Anyway yes init controls processes and threads and states so it makes sense it would do this correct? Unless you want each daemon and component to do its own checking and not integrate with each other?? This is the mess Linux does now.

Apple, Ubuntu, and Sun ditched init for that reason and why we have tons of inet alternatives. Something needs to change.

Comment Re:Opposition is from a small elite (Score 1) 550

But the system management would need to probe. Now imagine every app in the Linux distro doing the same thing. See a problem?

According to the wikipedia entry Init does more than just act as autoexec.bat and monitors processes and exhorts to runlevels for things like X mode or stay in a console.

In my world it makes sense that the OS knows what is going on in real time. It is debatable if the init processor should be the one to manage this but seems most logical. Read the part on the bottom and the replacements?

No need to get mad or personally at me. I am just stating init is not perfect. I have seen ugly init scripts that try to mimic a lot. The idea is quite powerful and kind of like the idea of servers that react differently to conditions such as a high load, hack attack, or one of the nics going down etc. If you program the events the init replacement can take care of a lot of stuff where you do not have to have scripts and other daemons which are designed to work with 1 app try to interact with several to do what you want.

System management is init as it launches the processes so it seems logical and it doesn't have to be ugly or complex. You simple state the event and what you want to happen next ala NGIX has over apache httpd files. SystemD in its current form does have issues from what I read even if it is not a good implementation but I am no expert.

Comment Re:Opposition is from a small elite (Score 0) 550

Then why did Apple get rid of init years ago?

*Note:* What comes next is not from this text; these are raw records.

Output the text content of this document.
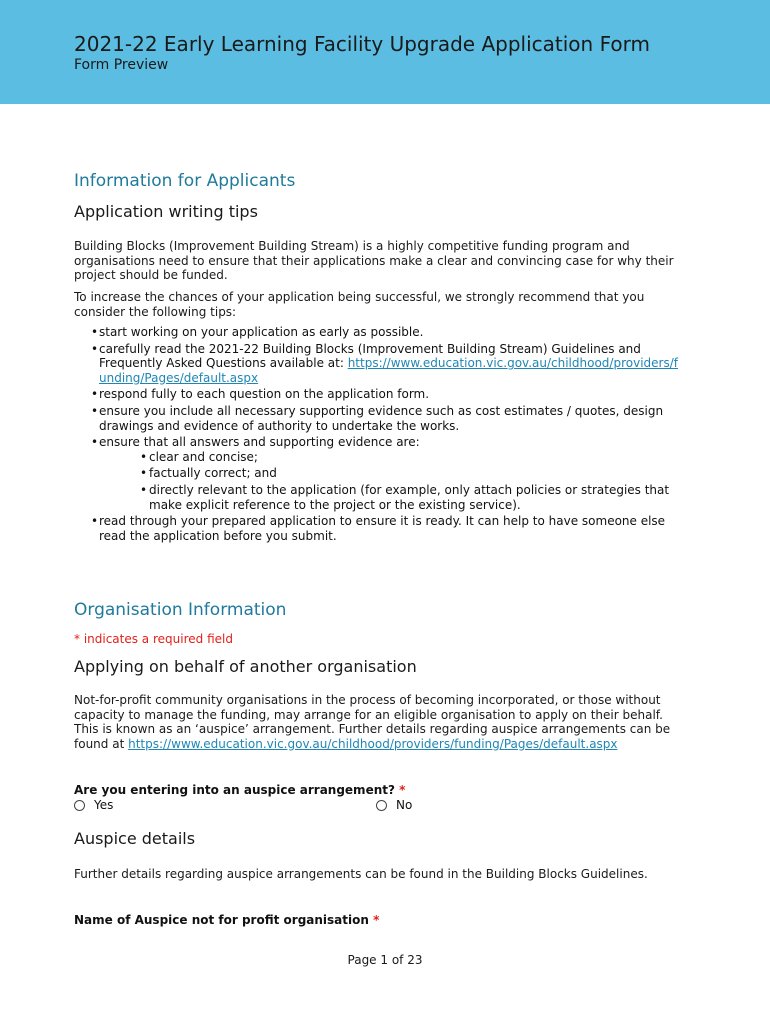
2021-22 Early Learning Facility Upgrade Application Form
Form Preview
Information for Applicants
Application writing tips
Building Blocks (Improvement Building Stream) is a highly competitive funding program and organisations need to ensure that their applications make a clear and convincing case for why their project should be funded.
To increase the chances of your application being successful, we strongly recommend that you consider the following tips:
• start working on your application as early as possible.
• carefully read the 2021-22 Building Blocks (Improvement Building Stream) Guidelines and Frequently Asked Questions available at: https://www.education.vic.gov.au/childhood/providers/funding/Pages/default.aspx
• respond fully to each question on the application form.
• ensure you include all necessary supporting evidence such as cost estimates / quotes, design drawings and evidence of authority to undertake the works.
• ensure that all answers and supporting evidence are:
• clear and concise;
• factually correct; and
• directly relevant to the application (for example, only attach policies or strategies that make explicit reference to the project or the existing service).
• read through your prepared application to ensure it is ready. It can help to have someone else read the application before you submit.
Organisation Information
* indicates a required field
Applying on behalf of another organisation
Not-for-profit community organisations in the process of becoming incorporated, or those without capacity to manage the funding, may arrange for an eligible organisation to apply on their behalf. This is known as an ‘auspice’ arrangement. Further details regarding auspice arrangements can be found at https://www.education.vic.gov.au/childhood/providers/funding/Pages/default.aspx
Are you entering into an auspice arrangement? *
Yes	No
Auspice details
Further details regarding auspice arrangements can be found in the Building Blocks Guidelines.
Name of Auspice not for profit organisation *
Page 1 of 23
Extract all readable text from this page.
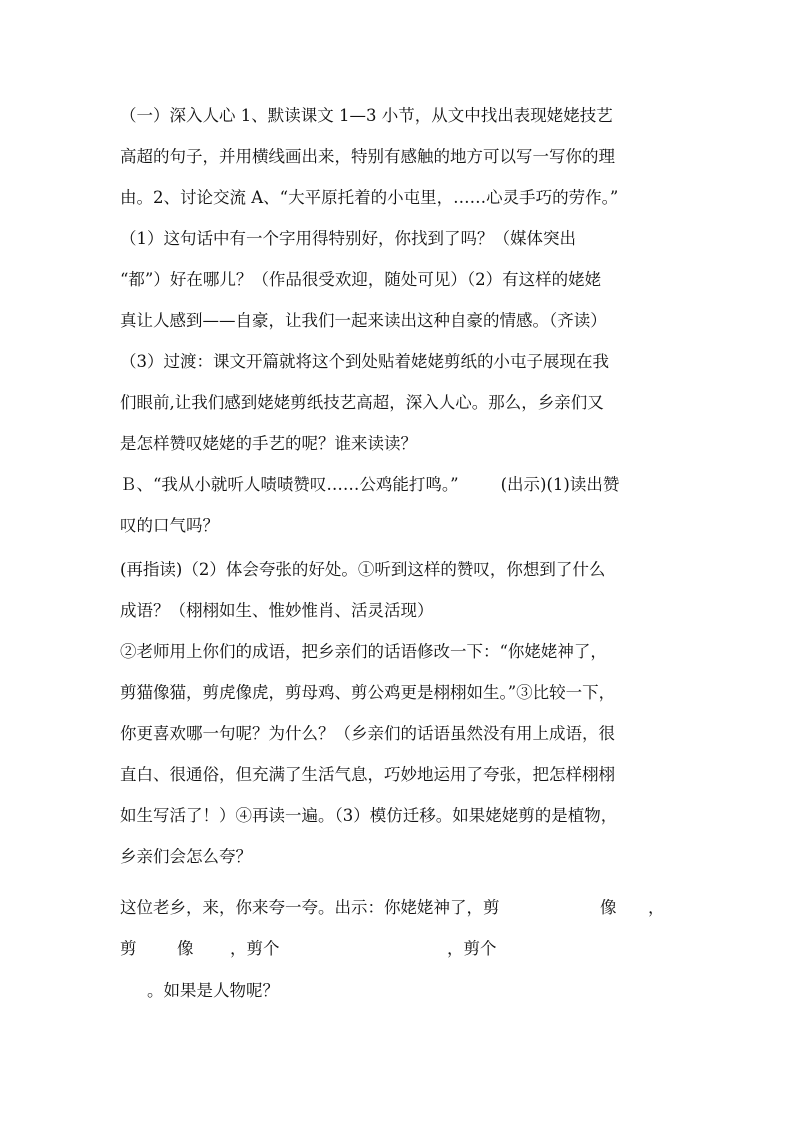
（一）深入人心 1、默读课文 1—3 小节，从文中找出表现姥姥技艺
高超的句子，并用横线画出来，特别有感触的地方可以写一写你的理
由。2、讨论交流 A、“大平原托着的小屯里，……心灵手巧的劳作。”
（1）这句话中有一个字用得特别好，你找到了吗？（媒体突出
“都”）好在哪儿？（作品很受欢迎，随处可见）（2）有这样的姥姥
真让人感到——自豪，让我们一起来读出这种自豪的情感。（齐读）
（3）过渡：课文开篇就将这个到处贴着姥姥剪纸的小屯子展现在我
们眼前,让我们感到姥姥剪纸技艺高超，深入人心。那么，乡亲们又
是怎样赞叹姥姥的手艺的呢？谁来读读？
Ｂ、“我从小就听人啧啧赞叹……公鸡能打鸣。”        (出示)(1)读出赞
叹的口气吗？
(再指读)（2）体会夸张的好处。①听到这样的赞叹，你想到了什么
成语？（栩栩如生、惟妙惟肖、活灵活现）
②老师用上你们的成语，把乡亲们的话语修改一下：“你姥姥神了，
剪猫像猫，剪虎像虎，剪母鸡、剪公鸡更是栩栩如生。”③比较一下，
你更喜欢哪一句呢？为什么？（乡亲们的话语虽然没有用上成语，很
直白、很通俗，但充满了生活气息，巧妙地运用了夸张，把怎样栩栩
如生写活了！）④再读一遍。（3）模仿迁移。如果姥姥剪的是植物，
乡亲们会怎么夸？
这位老乡，来，你来夸一夸。出示：你姥姥神了，剪	像 ，
剪 像 ，剪个	，剪个
。如果是人物呢？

With a mac (I am not a mac fan but illustrating a point) you open it up and it connects automatically. Also it would give error DNS messages in Chrome or Firefox which would confuse the non technical user who would blame the IT guy or Linux etc. The event based init replacement sees the event and knew to auto connect. Init is designed for a 1985 stationary unix server with maybe 30 or so utilities and 1 or 2 apps. Not for something we have today.

Init is the complexity part to deal with its limitations. But it is popular to bash it here so moderators ignore what I have to say. I guess Sun, Ubuntu, and Apple were wrong on why they all ditched init.

Even driven daemons are what is behind NGIX and why it beats Apache in terms of simplicity and performance. Windows also is async event based too in the startup of its services.

I am not saying SystemD is good. I am saying init is not god like XP RULEZ by the folks used to things a certain why.